Director de Informática: el cargo que nadie quiere en el TSE

El magistrado electo Mario Velásquez calificó como un «primer gran paso» la designación formal de un Director de Informática para el Tribunal Supremo Electoral (TSE). Actualmente, la unidad que custodia la infraestructura digital del país opera bajo un encargado de despacho, debido al temor institucional generado por las repercusiones legales de gestiones anteriores.
El «miedo» administrativo y la vacante en Informática
La acefalía en la Dirección de Informática no es un tema menor. Según Velásquez, los señalamientos de carácter penal contra quienes lideraron procesos electorales previos han provocado que profesionales calificados eviten postularse para el cargo. Esta situación mantiene al departamento en una interinidad que limita la toma de decisiones estratégicas a largo plazo.
El perfil requerido debe liderar desde el empadronamiento en línea hasta la inscripción de candidatos, procesos que son la columna vertebral de la integridad electoral. La falta de un director titular genera una vulnerabilidad institucional que los magistrados electos deberán resolver de manera prioritaria para fortalecer la confianza ciudadana.
Los procesos en riesgo por la interinidad
La ausencia de un liderazgo formal en el área tecnológica impacta en múltiples etapas del calendario electoral. No se trata únicamente del día de las votaciones, sino de la arquitectura digital que sostiene toda la plataforma del tribunal.

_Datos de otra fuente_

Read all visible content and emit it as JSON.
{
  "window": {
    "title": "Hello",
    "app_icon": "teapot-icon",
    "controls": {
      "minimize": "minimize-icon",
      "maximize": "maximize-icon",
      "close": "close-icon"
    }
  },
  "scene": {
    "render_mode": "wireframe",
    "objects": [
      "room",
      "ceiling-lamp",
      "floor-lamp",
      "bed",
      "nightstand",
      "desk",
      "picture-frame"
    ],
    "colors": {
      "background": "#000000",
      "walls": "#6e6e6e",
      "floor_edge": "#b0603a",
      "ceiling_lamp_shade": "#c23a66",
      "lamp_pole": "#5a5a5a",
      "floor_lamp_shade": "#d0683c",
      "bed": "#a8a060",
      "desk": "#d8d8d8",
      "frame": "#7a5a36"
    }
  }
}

Funciones críticas bajo la lupa técnica
- Inscripción de ciudadanos: Modernización y seguridad del padrón electoral.
- Empadronamiento en línea: Optimización de las herramientas digitales para el votante.
- Inscripción de candidatos: Transparencia y control en el registro de organizaciones políticas.
Lo que necesitas saber:
¿Por qué este puesto es considerado «una silla eléctrica» en el TSE?
Los últimos dos titulares de informática han enfrentado procesos judiciales tras los comicios. Este historial ha creado un clima de desconfianza y temor profesional, donde los expertos en tecnología prefieren evitar el sector público para no arriesgar su libertad o reputación ante posibles auditorías o denuncias penales.
¿Qué implica que el área de Informática tenga solo un «encargado»?
Un encargado de despacho tiene facultades limitadas en comparación con un director titular. Esto significa que los proyectos de gran escala, como el fortalecimiento del software para el proceso electoral 2027, podrían avanzar con lentitud o carecer del respaldo administrativo necesario para su ejecución total.
¿A quién beneficia realmente definir este cargo ahora?
Al sistema democrático en su totalidad. Definir un director con suficiente antelación permite que la infraestructura sea auditada, probada y blindada contra ataques cibernéticos o fallos técnicos mucho antes de que inicie la campaña electoral, evitando crisis de última hora que pongan en duda los resultados.